Background
Louis Lange, the son of Andrew and Anna (Stiel) Lange, was born in a rural district of Germany in the Province of Hesse.
Louis Lange, the son of Andrew and Anna (Stiel) Lange, was born in a rural district of Germany in the Province of Hesse.
He received elementary training in country schools.
When Lange was seventeen he came to America and became an apprentice in the composing rooms of the New Yorker Staats-Zeitung, where he received the greater part of his education. In the summer of 1855 he entered the employ of the Michigan Staats-Zeitung of Detroit and stayed about two years. He then went to Mexico. On his return, he took up his residence in St. Louis, Missouri, where in 1859 he became printer and bookkeeper for Moritz Niedner.
On March 11, 1861, Niedner founded the Daily Missouri State Journal, with Lange as financial manager. The paper was sympathetic with the Confederate cause at the time of the outbreak of the Civil War, and on July 13, 1861, was suppressed by order of Gen. Nathaniel Lyon. A regiment of Home Guards surrounded the newspaper office and removed the forms, type, parts of the press, and the morning edition of the paper to the headquarters of the regiment. It appears, however, that Lange was not himself committed to the Southern cause, and after the war he was known as a Republican. After being connected with the Missouri Republican (Democratic in politics) for about a year, he started in business for himself.
Niedner, in the meantime, had purchased a small literary magazine known as Die Abendschule, previously published in Buffalo, New York, and this unpromising journal he sold to Lange in the spring of 1863 for the sum of $200. In the early days Lange supported his journal from the proceeds of a job-printing office in the attic of his home. He gave the best years of his life to the development of this periodical, which he kept free from political views, feeling strongly that such matters had no place in a purely literary magazine. After it became firmly established and his corps of editorial writers well organized, he founded a small political paper called Die Rundschau, which was published for a short time in St. Louis. Later, transferred to Chicago, where it was edited and published by his eldest son, Louis Lange, Jr. , it became an important factor in German-American politics, and its editor was appointed United States consul successively at Annaberg and at Bremen, Germany, by President Cleveland.

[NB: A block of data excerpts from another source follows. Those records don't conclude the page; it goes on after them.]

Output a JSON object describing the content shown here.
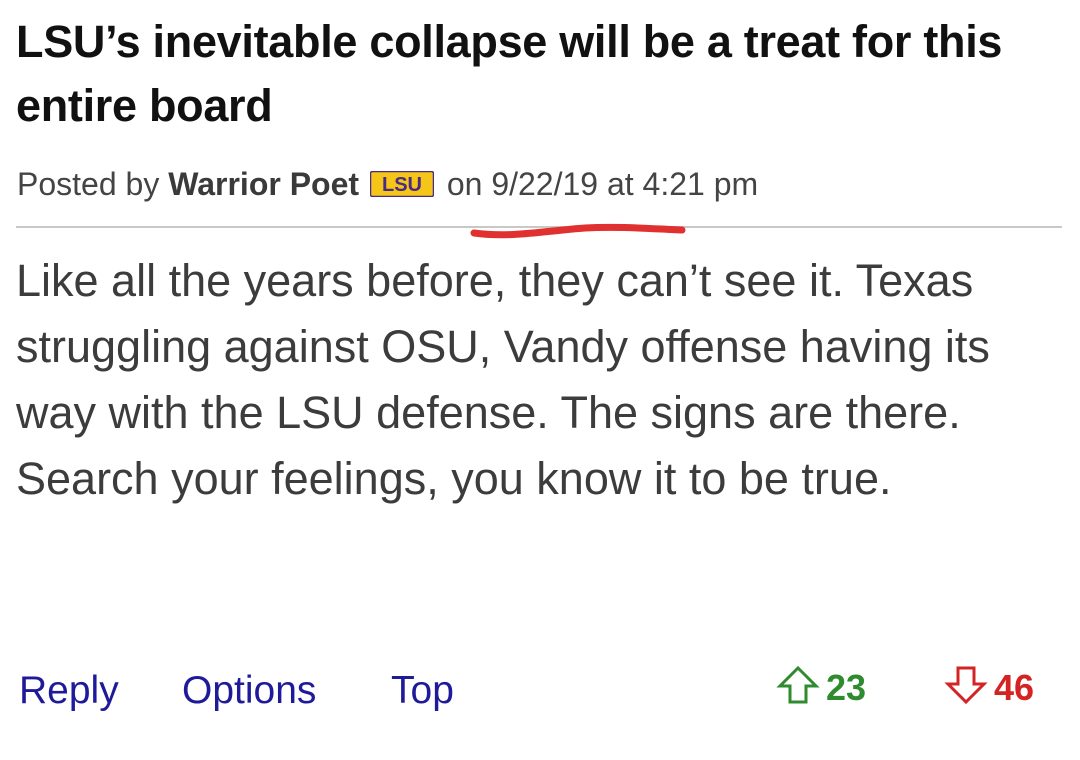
{
  "post": {
    "title": "LSU’s inevitable collapse will be a treat for this entire board",
    "byline": {
      "prefix": "Posted by ",
      "author": "Warrior Poet",
      "team_badge": "LSU",
      "on_word": "on",
      "date": "9/22/19",
      "at_word": "at",
      "time": "4:21 pm"
    },
    "body": "Like all the years before, they can’t see it. Texas struggling against OSU, Vandy offense having its way with the LSU defense. The signs are there. Search your feelings, you know it to be true."
  },
  "actions": {
    "reply": "Reply",
    "options": "Options",
    "top": "Top"
  },
  "votes": {
    "up_icon": "arrow-up-outline-icon",
    "up_count": "23",
    "down_icon": "arrow-down-outline-icon",
    "down_count": "46"
  },
  "colors": {
    "link": "#1f1a99",
    "upvote": "#2e8b2e",
    "downvote": "#d42323",
    "annotation": "#e03030",
    "badge_purple": "#4b2a85",
    "badge_gold": "#f5c518"
  }
}
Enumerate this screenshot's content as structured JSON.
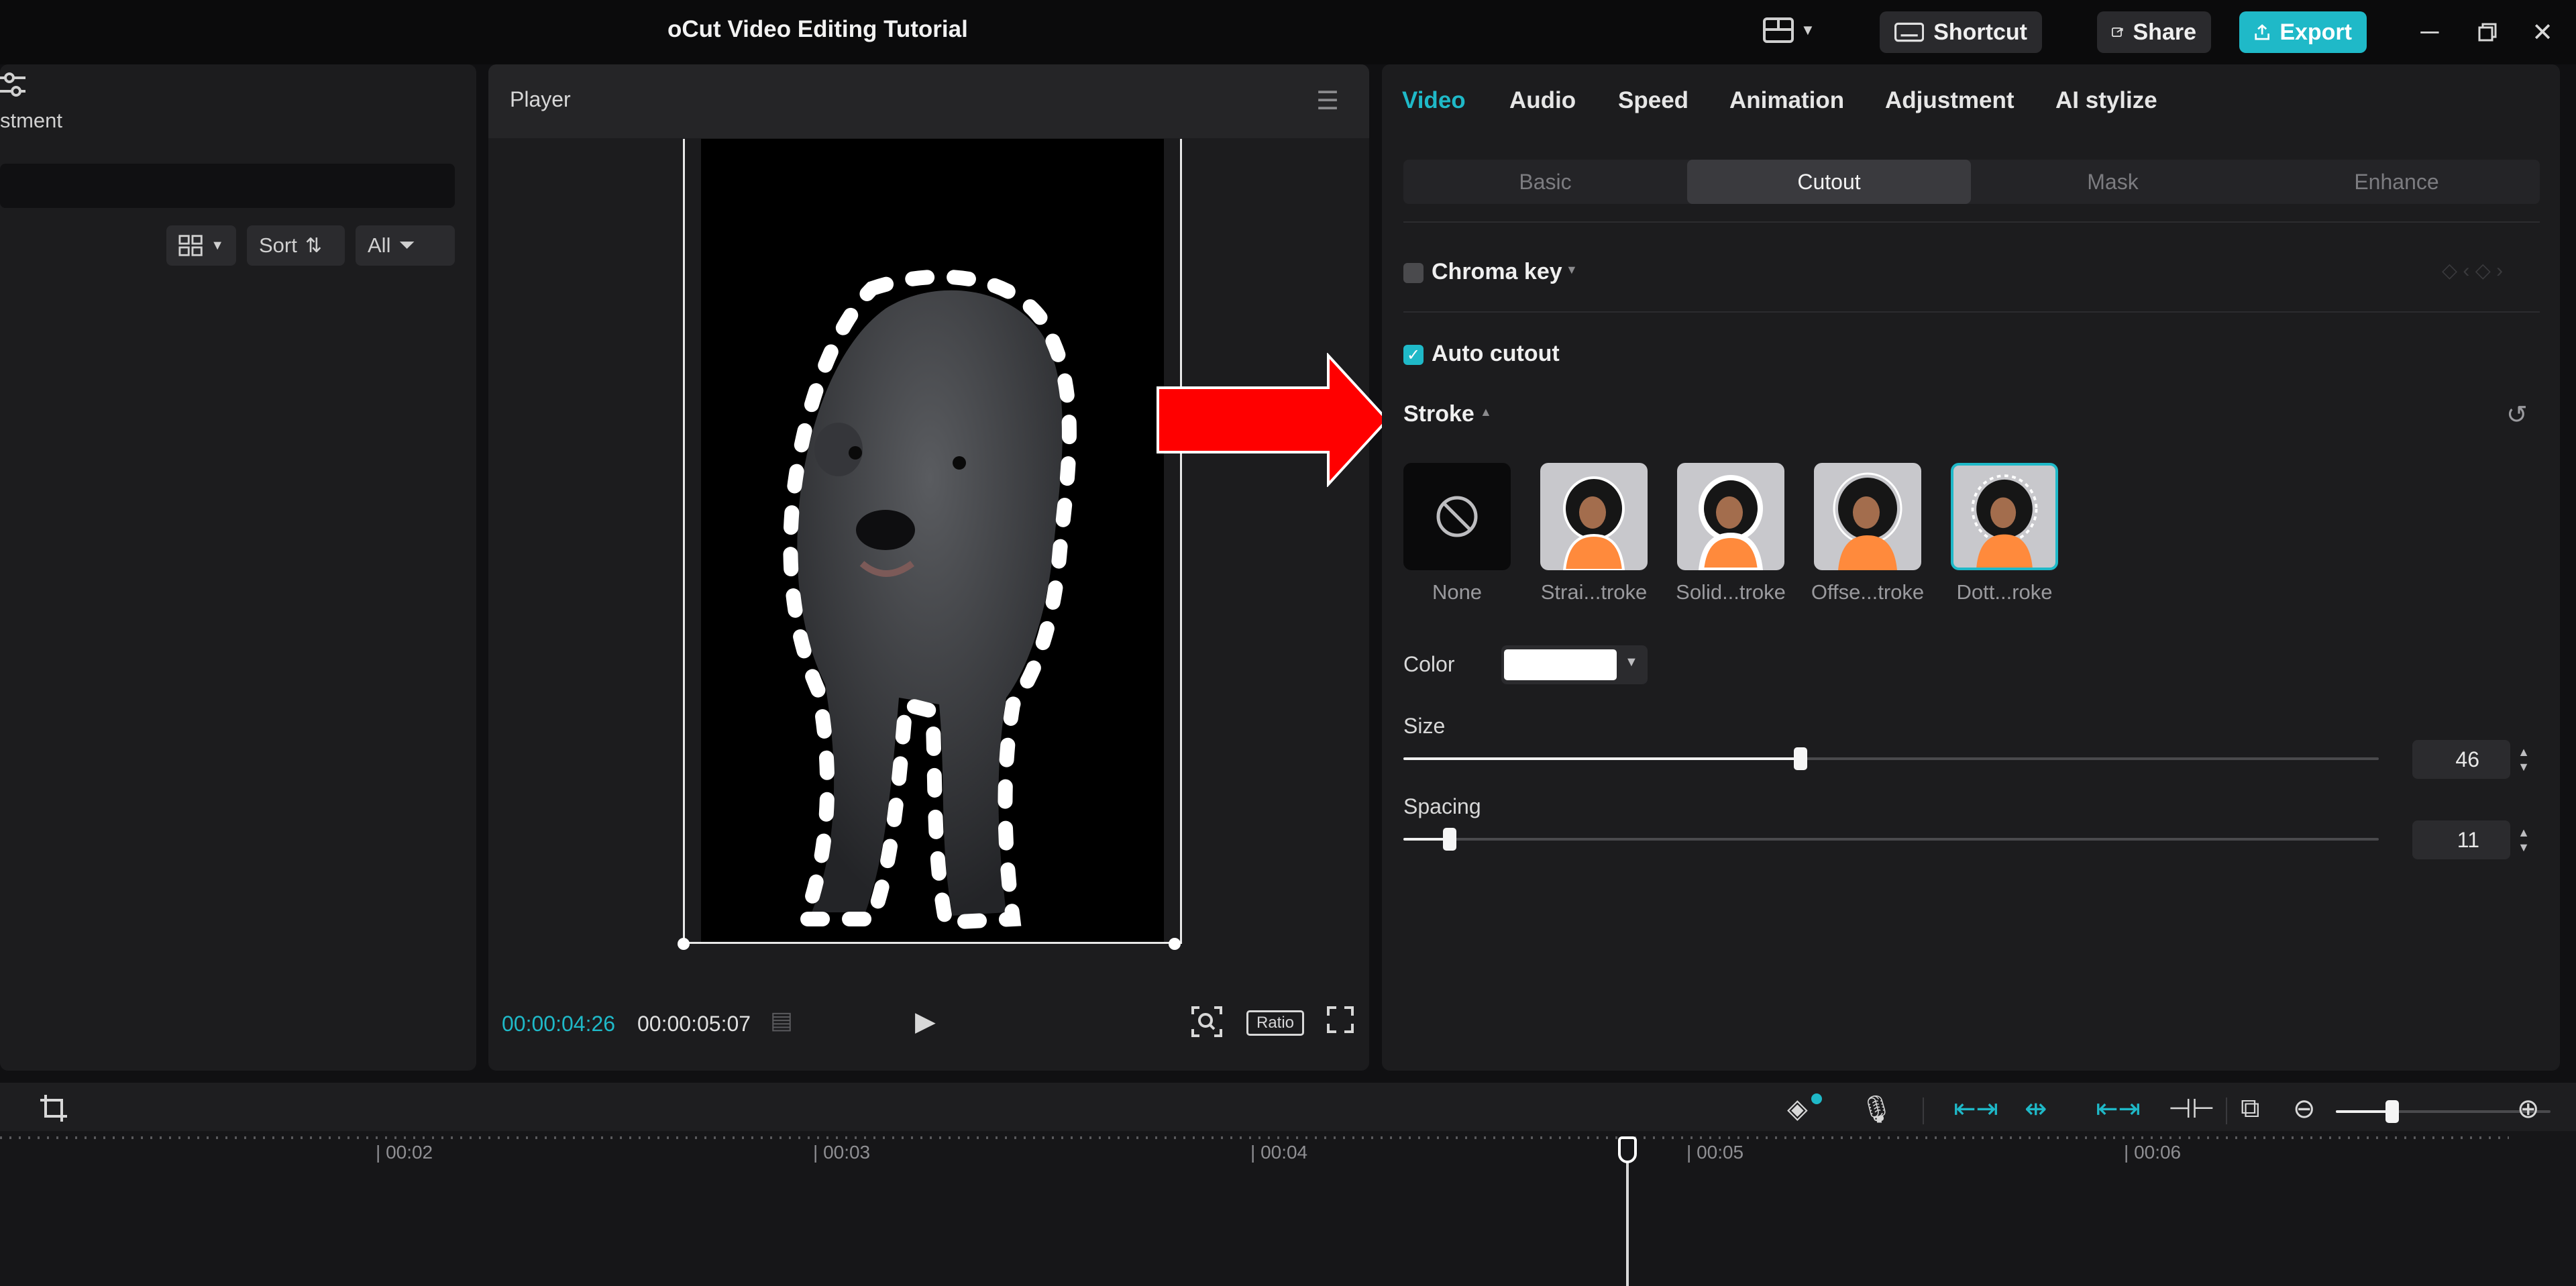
{
  "window": {
    "title": "oCut Video Editing Tutorial",
    "shortcut_label": "Shortcut",
    "share_label": "Share",
    "export_label": "Export"
  },
  "media": {
    "partial_label": "stment",
    "sort_label": "Sort",
    "filter_label": "All"
  },
  "player": {
    "title": "Player",
    "current_time": "00:00:04:26",
    "total_time": "00:00:05:07",
    "ratio_label": "Ratio"
  },
  "properties": {
    "tabs": [
      "Video",
      "Audio",
      "Speed",
      "Animation",
      "Adjustment",
      "AI stylize"
    ],
    "active_tab": "Video",
    "subtabs": [
      "Basic",
      "Cutout",
      "Mask",
      "Enhance"
    ],
    "active_subtab": "Cutout",
    "chroma_key": {
      "label": "Chroma key",
      "checked": false
    },
    "auto_cutout": {
      "label": "Auto cutout",
      "checked": true
    },
    "stroke": {
      "label": "Stroke",
      "presets": [
        "None",
        "Strai...troke",
        "Solid...troke",
        "Offse...troke",
        "Dott...roke"
      ],
      "selected": "Dott...roke"
    },
    "color": {
      "label": "Color",
      "value": "#ffffff"
    },
    "size": {
      "label": "Size",
      "value": "46",
      "fraction": 0.46
    },
    "spacing": {
      "label": "Spacing",
      "value": "11",
      "fraction": 0.11
    }
  },
  "timeline": {
    "ticks": [
      "00:02",
      "00:03",
      "00:04",
      "00:05",
      "00:06"
    ]
  },
  "colors": {
    "accent": "#1fb9c8",
    "annotation_arrow": "#ff0000"
  }
}
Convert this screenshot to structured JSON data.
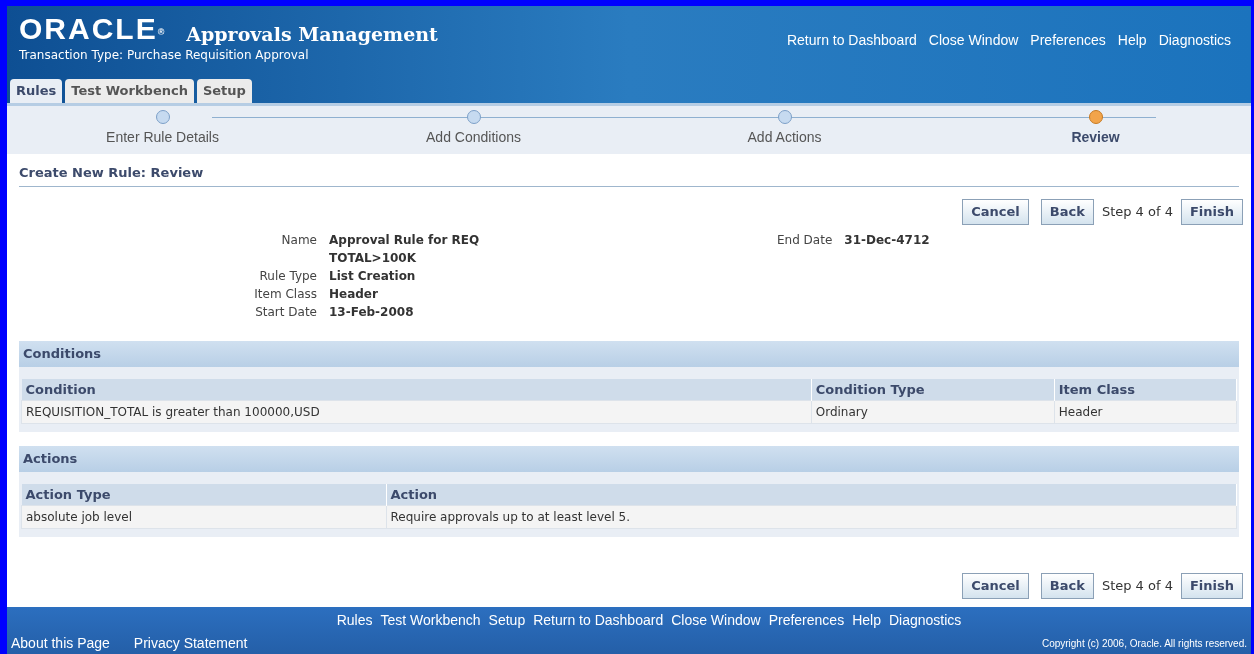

Lange was an intimate of Carl Daenzer, Emil Preetorius, and Carl Schurz and was accustomed to meet with them every Wednesday afternoon in a little social group. He was active in the affairs of the Lutheran Church, and took an interest in religious education. He died in St. Louis, and was buried there.
Under Lange's editorship, magazine "Die Abendschule" grew from small beginning into a position of importance, becoming one of the leading German literary periodicals published in the United States. So well was it managed and edited that it gained wide circulation among German-Americans of the best class and attracted the patronage of Germans abroad.
Lange married Margarethe Schmidt in 1851. Six children were born to them.